Роль свидетеля, которому завещают: «Запомни нас такими», отвели Сочинителю герои. Роль интерпретатора, переводчика, ибо им самим до Бога далеко. И Сочинитель вступил в контакт с Богом, минуя посредников – напрямую: вне храма, вне попов, без третьих лиц. И в этот момент наивысшего подъема, на вершине прозрения Сочинителя происходит следующая невероятная вещь: Сочинитель обнаруживает собственное уравнивание с деревенскими мужиками, которых, казалось бы, он априорно оставил внизу. Он сам оказывается внизу – фрагментом среди фрагментов, деталью среди деталей в непостижимом «пазле» Бога. В момент, когда ему открывается высота Верха, именно с этой – Божественной – высоты Сочинитель и находит самого себя Внизу.

И это уравнивание себя с деревенскими алкашами, уменьшение себя происходит без самоуничижения. Без неизменного опостылевшего «Смирись, гордый человек!». Напротив, со всей гордыней и инакостью, единственно за счет установления точного масштаба в системе координат Верх – Низ, Сочинитель становится маленькой деталью, но – исключительно в контексте пасьянса Бога. И в момент, когда Сочинитель достигает крайней степени самоуменьшения, происходит следующий перевертыш и открывается вещь, абсолютно крамольная: это удивительное произведение, завораживающее ритмом размеренного верлибра – редкий образец стихотворения в прозе! – не имеет вовсе всех представленных персонажей! Каждый из трех участников застолья с лягушками в свою очередь оказывается только фрагментом самого Сочинителя. А сам Сочинитель в этот момент становится равным Богу, ибо – Творец. По образу и подобию Божию. И это в его персональном «пазле» уживаются и сосуществуют и пьяница поэт, и психопат-мудрец, и участковый с пистолетом. Но ни одним из них, взятым в отдельности, Сочинитель не исчерпывается. Эта троица сильна своим триединством только внутри Сочинителя и, как положено Троице, – нераздельна и неслиянна… Все эти трое – и есть он сам, Сочинитель. Из створок его складнем раскрывшейся души вышли Трое и сели за стол, накрытый им на отшибе смоленской или нью-хэмпширской деревни… Напились, стрелялись, один даже умер… И все это случилось внутри одного Человека-Творца. Так обнаруживается, сколь велик Сочинитель, что умещаются в нем многие его персонажи, но и он – Сочинитель – мал в масштабе Бога.
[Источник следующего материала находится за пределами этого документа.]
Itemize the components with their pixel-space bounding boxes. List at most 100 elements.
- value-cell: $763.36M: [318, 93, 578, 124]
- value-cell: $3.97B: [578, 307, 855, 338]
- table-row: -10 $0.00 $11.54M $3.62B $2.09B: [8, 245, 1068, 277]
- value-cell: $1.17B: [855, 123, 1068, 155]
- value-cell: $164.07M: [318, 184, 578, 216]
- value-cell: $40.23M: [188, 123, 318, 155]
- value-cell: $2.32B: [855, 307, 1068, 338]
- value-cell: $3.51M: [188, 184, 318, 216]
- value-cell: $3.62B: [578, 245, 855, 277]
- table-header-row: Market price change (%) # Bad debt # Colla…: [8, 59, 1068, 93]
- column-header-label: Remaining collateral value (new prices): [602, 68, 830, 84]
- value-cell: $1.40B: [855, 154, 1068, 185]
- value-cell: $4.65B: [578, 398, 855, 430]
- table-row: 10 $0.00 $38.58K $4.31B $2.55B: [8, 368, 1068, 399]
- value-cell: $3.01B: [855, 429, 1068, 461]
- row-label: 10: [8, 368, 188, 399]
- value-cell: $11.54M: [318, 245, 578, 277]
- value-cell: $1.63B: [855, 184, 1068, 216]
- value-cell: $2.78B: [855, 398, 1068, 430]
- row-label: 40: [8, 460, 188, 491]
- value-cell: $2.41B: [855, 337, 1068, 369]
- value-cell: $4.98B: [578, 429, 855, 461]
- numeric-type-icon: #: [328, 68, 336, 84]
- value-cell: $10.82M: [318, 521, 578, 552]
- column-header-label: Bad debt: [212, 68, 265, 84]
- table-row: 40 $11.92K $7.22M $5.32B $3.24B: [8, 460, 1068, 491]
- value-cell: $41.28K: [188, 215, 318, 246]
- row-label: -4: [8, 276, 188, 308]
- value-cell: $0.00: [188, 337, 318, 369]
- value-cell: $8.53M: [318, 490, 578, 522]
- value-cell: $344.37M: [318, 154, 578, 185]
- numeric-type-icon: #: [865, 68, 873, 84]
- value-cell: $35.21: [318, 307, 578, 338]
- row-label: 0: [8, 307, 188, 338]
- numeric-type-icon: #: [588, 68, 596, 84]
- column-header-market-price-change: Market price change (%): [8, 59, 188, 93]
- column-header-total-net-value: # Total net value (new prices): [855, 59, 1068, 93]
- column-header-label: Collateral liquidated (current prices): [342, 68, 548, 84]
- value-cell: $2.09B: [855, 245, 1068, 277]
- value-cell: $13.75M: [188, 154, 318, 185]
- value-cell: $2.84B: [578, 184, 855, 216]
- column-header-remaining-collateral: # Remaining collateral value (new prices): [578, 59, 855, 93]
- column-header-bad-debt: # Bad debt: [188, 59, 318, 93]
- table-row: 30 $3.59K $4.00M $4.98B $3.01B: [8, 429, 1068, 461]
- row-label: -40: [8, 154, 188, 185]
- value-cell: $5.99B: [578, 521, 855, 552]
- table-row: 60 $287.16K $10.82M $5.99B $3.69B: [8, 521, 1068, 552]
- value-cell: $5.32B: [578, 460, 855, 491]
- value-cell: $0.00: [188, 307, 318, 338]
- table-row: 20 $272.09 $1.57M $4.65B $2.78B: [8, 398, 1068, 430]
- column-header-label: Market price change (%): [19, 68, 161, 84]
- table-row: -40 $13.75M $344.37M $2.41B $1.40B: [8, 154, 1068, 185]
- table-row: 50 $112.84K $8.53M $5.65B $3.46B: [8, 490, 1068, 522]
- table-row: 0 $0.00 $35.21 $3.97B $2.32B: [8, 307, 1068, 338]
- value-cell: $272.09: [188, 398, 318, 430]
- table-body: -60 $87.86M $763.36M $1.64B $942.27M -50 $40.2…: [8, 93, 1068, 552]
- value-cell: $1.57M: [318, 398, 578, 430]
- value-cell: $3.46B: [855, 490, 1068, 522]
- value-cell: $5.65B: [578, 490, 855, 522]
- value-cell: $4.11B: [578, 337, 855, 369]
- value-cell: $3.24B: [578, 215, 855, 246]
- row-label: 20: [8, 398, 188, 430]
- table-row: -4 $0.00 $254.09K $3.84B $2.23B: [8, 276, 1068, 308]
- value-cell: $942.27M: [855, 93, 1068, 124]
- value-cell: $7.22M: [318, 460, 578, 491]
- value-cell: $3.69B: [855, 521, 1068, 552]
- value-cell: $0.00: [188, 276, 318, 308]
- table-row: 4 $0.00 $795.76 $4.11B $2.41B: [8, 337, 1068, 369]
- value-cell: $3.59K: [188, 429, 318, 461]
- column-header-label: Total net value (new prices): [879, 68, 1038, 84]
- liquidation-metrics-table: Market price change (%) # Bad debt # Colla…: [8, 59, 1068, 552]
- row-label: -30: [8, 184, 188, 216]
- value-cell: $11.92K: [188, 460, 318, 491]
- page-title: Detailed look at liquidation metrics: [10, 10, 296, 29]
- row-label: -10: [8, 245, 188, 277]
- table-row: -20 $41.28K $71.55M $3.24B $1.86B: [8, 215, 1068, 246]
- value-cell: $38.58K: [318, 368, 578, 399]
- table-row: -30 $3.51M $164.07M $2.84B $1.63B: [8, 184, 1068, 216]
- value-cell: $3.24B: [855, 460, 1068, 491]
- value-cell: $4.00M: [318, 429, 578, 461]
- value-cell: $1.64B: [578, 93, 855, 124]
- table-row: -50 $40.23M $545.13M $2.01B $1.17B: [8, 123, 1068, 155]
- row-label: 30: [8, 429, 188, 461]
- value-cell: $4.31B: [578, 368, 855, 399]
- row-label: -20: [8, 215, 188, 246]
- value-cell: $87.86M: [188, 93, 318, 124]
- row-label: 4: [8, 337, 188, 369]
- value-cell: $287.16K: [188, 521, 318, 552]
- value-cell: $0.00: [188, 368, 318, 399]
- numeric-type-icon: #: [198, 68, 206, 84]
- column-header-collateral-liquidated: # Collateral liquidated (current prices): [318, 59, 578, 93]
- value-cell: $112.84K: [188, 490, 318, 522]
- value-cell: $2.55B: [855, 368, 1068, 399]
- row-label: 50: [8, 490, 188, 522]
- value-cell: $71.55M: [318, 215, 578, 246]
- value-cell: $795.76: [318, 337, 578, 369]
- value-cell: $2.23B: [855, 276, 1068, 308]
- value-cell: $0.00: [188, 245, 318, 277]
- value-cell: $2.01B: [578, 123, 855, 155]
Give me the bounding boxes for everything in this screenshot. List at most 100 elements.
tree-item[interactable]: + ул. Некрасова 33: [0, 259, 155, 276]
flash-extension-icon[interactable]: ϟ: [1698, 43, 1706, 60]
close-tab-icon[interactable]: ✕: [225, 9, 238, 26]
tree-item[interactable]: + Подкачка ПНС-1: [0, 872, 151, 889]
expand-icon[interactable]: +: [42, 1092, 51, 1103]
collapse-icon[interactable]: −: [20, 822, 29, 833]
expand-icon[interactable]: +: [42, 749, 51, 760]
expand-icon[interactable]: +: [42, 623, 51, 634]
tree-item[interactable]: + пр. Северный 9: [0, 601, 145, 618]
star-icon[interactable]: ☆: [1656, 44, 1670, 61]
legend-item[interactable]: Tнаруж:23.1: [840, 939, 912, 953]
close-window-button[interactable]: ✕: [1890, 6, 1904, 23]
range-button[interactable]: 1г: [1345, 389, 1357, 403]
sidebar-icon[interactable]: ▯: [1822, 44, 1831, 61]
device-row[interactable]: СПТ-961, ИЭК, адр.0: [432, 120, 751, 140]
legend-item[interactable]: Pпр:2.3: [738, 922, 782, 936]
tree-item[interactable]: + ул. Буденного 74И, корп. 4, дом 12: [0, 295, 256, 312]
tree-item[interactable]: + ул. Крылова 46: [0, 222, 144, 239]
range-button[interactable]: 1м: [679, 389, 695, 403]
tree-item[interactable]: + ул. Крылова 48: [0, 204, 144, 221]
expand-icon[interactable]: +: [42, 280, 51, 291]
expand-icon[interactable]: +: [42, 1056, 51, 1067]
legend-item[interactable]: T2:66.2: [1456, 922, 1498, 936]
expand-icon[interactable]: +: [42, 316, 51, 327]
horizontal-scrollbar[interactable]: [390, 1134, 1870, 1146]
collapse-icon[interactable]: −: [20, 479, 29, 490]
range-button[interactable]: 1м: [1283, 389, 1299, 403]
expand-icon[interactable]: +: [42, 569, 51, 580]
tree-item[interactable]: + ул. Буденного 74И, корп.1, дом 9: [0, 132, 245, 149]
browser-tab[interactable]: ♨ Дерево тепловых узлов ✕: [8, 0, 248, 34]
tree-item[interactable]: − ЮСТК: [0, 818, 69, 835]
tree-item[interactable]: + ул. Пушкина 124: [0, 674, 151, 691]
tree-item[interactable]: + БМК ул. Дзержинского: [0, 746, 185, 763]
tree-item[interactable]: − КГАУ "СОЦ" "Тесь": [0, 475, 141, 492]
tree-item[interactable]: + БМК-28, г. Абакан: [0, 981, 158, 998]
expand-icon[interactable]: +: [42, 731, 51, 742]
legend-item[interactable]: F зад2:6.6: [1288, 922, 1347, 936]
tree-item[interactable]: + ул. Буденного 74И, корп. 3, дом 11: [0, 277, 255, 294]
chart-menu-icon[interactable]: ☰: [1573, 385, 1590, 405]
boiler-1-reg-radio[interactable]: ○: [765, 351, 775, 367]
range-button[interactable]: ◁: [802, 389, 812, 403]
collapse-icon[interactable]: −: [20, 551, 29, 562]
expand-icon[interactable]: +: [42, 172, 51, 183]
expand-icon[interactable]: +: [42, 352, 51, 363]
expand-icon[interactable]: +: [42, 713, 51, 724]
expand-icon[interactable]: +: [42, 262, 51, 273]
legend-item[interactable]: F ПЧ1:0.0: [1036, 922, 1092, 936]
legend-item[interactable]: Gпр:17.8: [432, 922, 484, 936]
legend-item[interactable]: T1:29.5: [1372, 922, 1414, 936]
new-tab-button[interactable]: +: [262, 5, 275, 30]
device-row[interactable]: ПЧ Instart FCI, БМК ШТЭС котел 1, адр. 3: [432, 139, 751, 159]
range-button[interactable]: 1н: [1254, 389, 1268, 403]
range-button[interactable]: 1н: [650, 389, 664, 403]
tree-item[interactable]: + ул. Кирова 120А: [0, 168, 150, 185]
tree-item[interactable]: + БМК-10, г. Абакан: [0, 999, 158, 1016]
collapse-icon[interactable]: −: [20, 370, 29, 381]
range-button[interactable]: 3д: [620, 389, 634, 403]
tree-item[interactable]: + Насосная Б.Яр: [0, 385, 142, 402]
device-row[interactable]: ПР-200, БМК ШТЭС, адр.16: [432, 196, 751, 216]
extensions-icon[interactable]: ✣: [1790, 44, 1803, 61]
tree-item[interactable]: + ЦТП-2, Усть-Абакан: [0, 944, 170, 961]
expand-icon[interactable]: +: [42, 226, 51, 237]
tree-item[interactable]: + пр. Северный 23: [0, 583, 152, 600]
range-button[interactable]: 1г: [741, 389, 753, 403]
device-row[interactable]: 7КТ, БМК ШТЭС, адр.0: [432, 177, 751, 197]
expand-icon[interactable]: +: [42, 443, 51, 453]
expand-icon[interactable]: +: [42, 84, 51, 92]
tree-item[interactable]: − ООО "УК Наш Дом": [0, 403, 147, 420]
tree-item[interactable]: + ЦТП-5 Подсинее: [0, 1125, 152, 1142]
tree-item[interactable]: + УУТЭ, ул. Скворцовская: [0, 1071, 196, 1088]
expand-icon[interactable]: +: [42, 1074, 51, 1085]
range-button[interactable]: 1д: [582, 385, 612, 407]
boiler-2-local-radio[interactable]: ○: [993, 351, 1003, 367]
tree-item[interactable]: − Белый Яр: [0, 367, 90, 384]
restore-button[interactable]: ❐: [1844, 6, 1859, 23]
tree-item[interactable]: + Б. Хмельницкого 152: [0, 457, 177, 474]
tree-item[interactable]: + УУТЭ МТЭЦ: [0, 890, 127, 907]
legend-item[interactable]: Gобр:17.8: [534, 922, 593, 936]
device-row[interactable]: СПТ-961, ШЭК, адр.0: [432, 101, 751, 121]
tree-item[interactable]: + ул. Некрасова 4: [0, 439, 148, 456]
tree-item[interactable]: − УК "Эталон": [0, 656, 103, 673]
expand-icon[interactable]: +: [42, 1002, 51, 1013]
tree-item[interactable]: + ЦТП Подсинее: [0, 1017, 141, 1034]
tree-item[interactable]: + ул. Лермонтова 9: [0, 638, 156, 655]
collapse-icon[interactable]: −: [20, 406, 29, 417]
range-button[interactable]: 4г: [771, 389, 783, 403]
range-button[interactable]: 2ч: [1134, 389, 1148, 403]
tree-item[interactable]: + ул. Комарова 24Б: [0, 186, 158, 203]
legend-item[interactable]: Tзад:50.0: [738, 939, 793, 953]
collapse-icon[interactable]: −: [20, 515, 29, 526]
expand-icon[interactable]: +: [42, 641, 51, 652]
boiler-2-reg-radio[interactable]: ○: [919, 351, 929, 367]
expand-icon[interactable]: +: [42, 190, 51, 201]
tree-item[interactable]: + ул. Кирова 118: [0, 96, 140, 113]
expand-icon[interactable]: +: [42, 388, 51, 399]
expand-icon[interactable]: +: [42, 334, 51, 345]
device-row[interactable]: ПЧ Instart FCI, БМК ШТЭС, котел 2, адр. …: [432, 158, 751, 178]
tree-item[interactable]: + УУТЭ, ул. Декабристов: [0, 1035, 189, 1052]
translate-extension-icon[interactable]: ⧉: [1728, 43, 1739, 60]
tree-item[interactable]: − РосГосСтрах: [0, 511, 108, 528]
Вектор, направленный вверх, привычно обнаружил Бога, и огромный внутренний мир Сочинителя – со всеми поэтами, пьяницами, участковыми и лягушками, с наполеоновскими солдатами, Смоленщиной и Парижем, – весь микрокосм автора стал деталью в игре Бога, компонентом Его макрокосма. Художественный факт того, что Сочинитель уменьшился, – ситуация достаточно новая. Прежде уменьшались герои произведений либо – погружались в другой контекст, контекст другого масштаба. Как Гулливер Джонатана Свифта – оставаясь неизменным, перемещался в мир Великанов и познавал участь лилипута. Но сам сочинитель – Свифт – оставался собой.